An Introduction to Complex Trauma 101 – 7 March 2025

An introduction to Complex Trauma 101 (with a brief look at dissociation)

This introductory webinar offers the basics for you to begin to gain confidence to work in this challenging area. It addresses why complex trauma and related dissociation requires adjustments to our practice.

If we are more familiar with general counselling work, complex trauma brings a new depth and dimension many professionals struggle to cope with. Some providers worry they will ‘get it wrong’ or ‘make things worse’ and mistakenly believe that there are ‘many specialists out there’ so they do not offer help to these clients at a time when there is such unprecedented demand and so few specialist providers in Aotearoa.

This training is designed to assist you in how to adapt your approach to start working with clients with these needs, and to do so with increased confidence. The evidence-based tri-phasic model is a useful framework to expand your ability to pace the work and to learn how to widen your window of tolerance to the complex material you may hear.
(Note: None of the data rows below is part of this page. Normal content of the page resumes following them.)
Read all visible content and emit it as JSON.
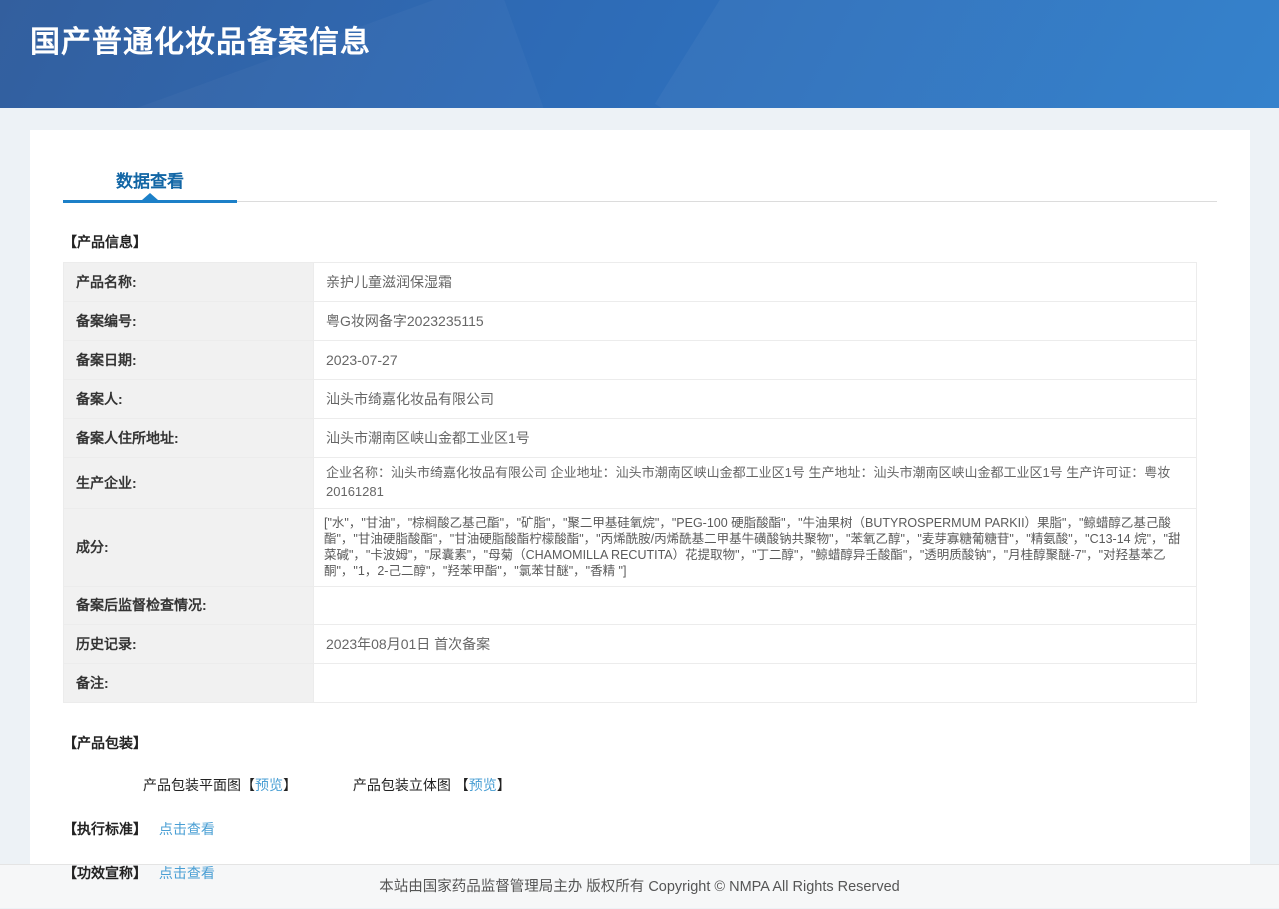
{
  "header": {
    "title": "国产普通化妆品备案信息"
  },
  "tab": {
    "label": "数据查看"
  },
  "sections": {
    "product_info": "【产品信息】",
    "packaging": "【产品包装】"
  },
  "table": {
    "rows": [
      {
        "label": "产品名称:",
        "value": "亲护儿童滋润保湿霜"
      },
      {
        "label": "备案编号:",
        "value": "粤G妆网备字2023235115"
      },
      {
        "label": "备案日期:",
        "value": "2023-07-27"
      },
      {
        "label": "备案人:",
        "value": "汕头市绮嘉化妆品有限公司"
      },
      {
        "label": "备案人住所地址:",
        "value": "汕头市潮南区峡山金都工业区1号"
      },
      {
        "label": "生产企业:",
        "value": "企业名称：汕头市绮嘉化妆品有限公司 企业地址：汕头市潮南区峡山金都工业区1号 生产地址：汕头市潮南区峡山金都工业区1号 生产许可证：粤妆20161281"
      },
      {
        "label": "成分:",
        "value": "[\"水\"，\"甘油\"，\"棕榈酸乙基己酯\"，\"矿脂\"，\"聚二甲基硅氧烷\"，\"PEG-100 硬脂酸酯\"，\"牛油果树（BUTYROSPERMUM PARKII）果脂\"，\"鲸蜡醇乙基己酸酯\"，\"甘油硬脂酸酯\"，\"甘油硬脂酸酯柠檬酸酯\"，\"丙烯酰胺/丙烯酰基二甲基牛磺酸钠共聚物\"，\"苯氧乙醇\"，\"麦芽寡糖葡糖苷\"，\"精氨酸\"，\"C13-14 烷\"，\"甜菜碱\"，\"卡波姆\"，\"尿囊素\"，\"母菊（CHAMOMILLA RECUTITA）花提取物\"，\"丁二醇\"，\"鲸蜡醇异壬酸酯\"，\"透明质酸钠\"，\"月桂醇聚醚-7\"，\"对羟基苯乙酮\"，\"1，2-己二醇\"，\"羟苯甲酯\"，\"氯苯甘醚\"，\"香精 \"]"
      },
      {
        "label": "备案后监督检查情况:",
        "value": ""
      },
      {
        "label": "历史记录:",
        "value": "2023年08月01日 首次备案"
      },
      {
        "label": "备注:",
        "value": ""
      }
    ]
  },
  "packaging": {
    "flat": {
      "label": "产品包装平面图",
      "bracket_open": "【",
      "link": "预览",
      "bracket_close": "】"
    },
    "solid": {
      "label": "产品包装立体图 ",
      "bracket_open": "【",
      "link": "预览",
      "bracket_close": "】"
    }
  },
  "standards": {
    "label": "【执行标准】",
    "link": "点击查看"
  },
  "efficacy": {
    "label": "【功效宣称】",
    "link": "点击查看"
  },
  "footer": {
    "copyright": "本站由国家药品监督管理局主办 版权所有 Copyright © NMPA All Rights Reserved"
  },
  "colors": {
    "header_gradient_start": "#335f9e",
    "header_gradient_end": "#2d7dca",
    "tab_text_blue": "#1266a5",
    "tab_bar_blue": "#1c80c8",
    "link_blue": "#4a9fd4",
    "table_border_blue": "#a9c6dc",
    "label_cell_bg": "#f1f1f1",
    "page_bg": "#edf2f6"
  }
}
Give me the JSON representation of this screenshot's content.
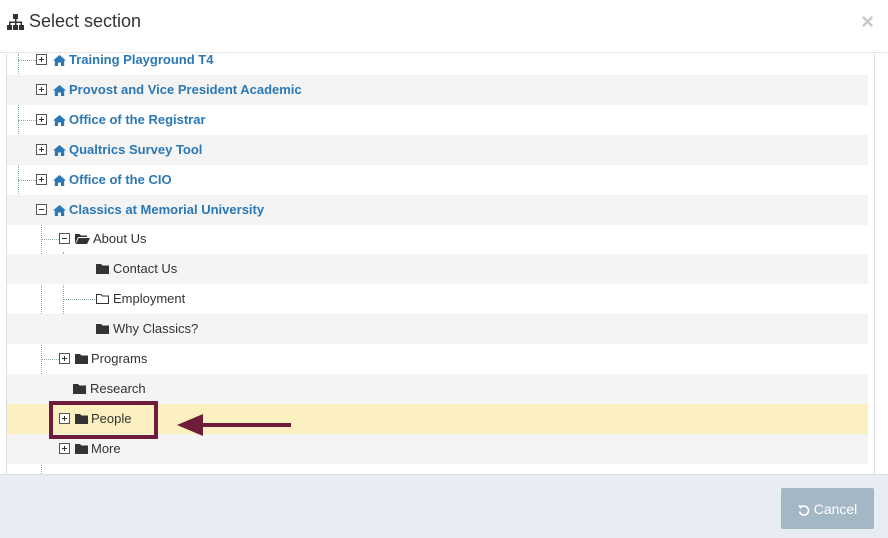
{
  "dialog": {
    "title": "Select section",
    "title_icon": "sitemap-icon",
    "close_glyph": "×"
  },
  "tree": {
    "sites": [
      {
        "label": "Training Playground T4",
        "icon": "home-icon",
        "toggle": "expand"
      },
      {
        "label": "Provost and Vice President Academic",
        "icon": "home-icon",
        "toggle": "expand"
      },
      {
        "label": "Office of the Registrar",
        "icon": "home-icon",
        "toggle": "expand"
      },
      {
        "label": "Qualtrics Survey Tool",
        "icon": "home-icon",
        "toggle": "expand"
      },
      {
        "label": "Office of the CIO",
        "icon": "home-icon",
        "toggle": "expand"
      },
      {
        "label": "Classics at Memorial University",
        "icon": "home-icon",
        "toggle": "collapse"
      }
    ],
    "sections": [
      {
        "label": "About Us",
        "icon": "folder-open-icon",
        "toggle": "collapse"
      },
      {
        "label": "Contact Us",
        "icon": "folder-icon"
      },
      {
        "label": "Employment",
        "icon": "folder-outline-icon"
      },
      {
        "label": "Why Classics?",
        "icon": "folder-icon"
      },
      {
        "label": "Programs",
        "icon": "folder-icon",
        "toggle": "expand"
      },
      {
        "label": "Research",
        "icon": "folder-icon"
      },
      {
        "label": "People",
        "icon": "folder-icon",
        "toggle": "expand",
        "selected": true
      },
      {
        "label": "More",
        "icon": "folder-icon",
        "toggle": "expand"
      }
    ]
  },
  "footer": {
    "cancel_label": "Cancel",
    "cancel_icon": "undo-icon"
  },
  "colors": {
    "site_link": "#2a78b5",
    "selected_row": "#fdf0c0",
    "annotation": "#6f1b3a",
    "cancel_button": "#a3b7c4"
  }
}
It will help you in turn to help your client to build their own confidence and window of tolerance, to move towards recovery from the trauma they have suffered. As you put on your oxygen mask, you are then better placed to help the other to put on theirs, as they are coming up for air from their trauma experiences.

When: Friday, 7 March 2025, 9am – 3pm

Where: Online via Zoom

Cost: $320 inc GST. The price stated is per person.

Contact: Faye Johnson –  [email protected]

For more information and to register: please visit the website

**Note our Special Offer***

>> REGISTER ONLINE

NOTE – If your organisation is interested in having Diane present face-face as a private workshop to 20 or more of your team, please contact Faye.

FAQs

Q Workshop Content

- Stance of the therapist: Understand the key principles and implications for changes in practice when working with complex trauma and beginning to look at dissociation.
- Unfortunate consequences: Grasp the implications and risks if these adjustments are not made. This will be illustrated by the washing machine of chaos, the avoidance void, and the rabbit in the headlights.
- Pacing the work and timing your interventions will be demonstrated with the ISSTD Tri-phasic model for working with complex trauma (International Society for the Study of Trauma and Dissociation). The pacing is there for the safety of the client and of you!
- Establishing a framework for best practice. A few guiding principles are recommended and illustrated within this tri-phasic approach to help build your client's window of tolerance.
- Resources that can assist phase 1 are offered and considerations about readiness for phase 2 will be discussed.
- Anonymised cases are used to illustrate.
- Caring for you too! Understanding how hearing about trauma can traumatize you (vicarious traumatisation) is a crucial part of the work. This will be discussed as how you too can manage within your own window of tolerance, and to gradually expand it over time.

Q Who Should Attend:

Counsellors, psychologists, psychiatrists, and other therapists and mental health workers who are engaged in general counselling practice currently but who want to gain more confidence working with complex trauma and dissociation. If you often have people who consult with you, but you are not sure how to frame a suitable approach, this webinar may also help you to pace the work effectively and safely.

Q About the Presenter, Diane Clare

- BA, MA (Hons), Dip. Clin. Psych., AFBPS
- Memberships: NZCCP, MNZAP, ISSTD
-Accredited Practitioner in EMDR (she served on the EMDRNZ Board for over 5 years including as Vice Chair).
- Fellow of ISSTD (International Society for the Study of Trauma and Dissociation).

Diane Clare is a registered Consultant Clinical Psychologist who trained at the University of Canterbury. Diane has worked in mental health and counselling services since 1981, first as a grief counsellor then as a psychotherapist, before becoming registered as a psychologist in 1993. She has worked in leadership and Director level roles across a range of services in both NZ and the UK including primary care, adult mental health, forensic, intellectual disability and tertiary student services.

While in the UK in 2005 she developed the Alternatives to Self-Harm programme and has presented her work internationally since 2012. Diane is a seasoned presenter and provides a range of workshop options with an emphasis on practical solutions for clinical staff. She has a specialist interest in working with people recovering from the effects of complex trauma.

As a Fellow of ISSTD, Diane has been recognised as offering an outstanding contribution to this field and to the work of ISSTD.  As  an Accredited EMDR-NZ Practitioner, she continues to offer support to others through supervision, training and complex assessments.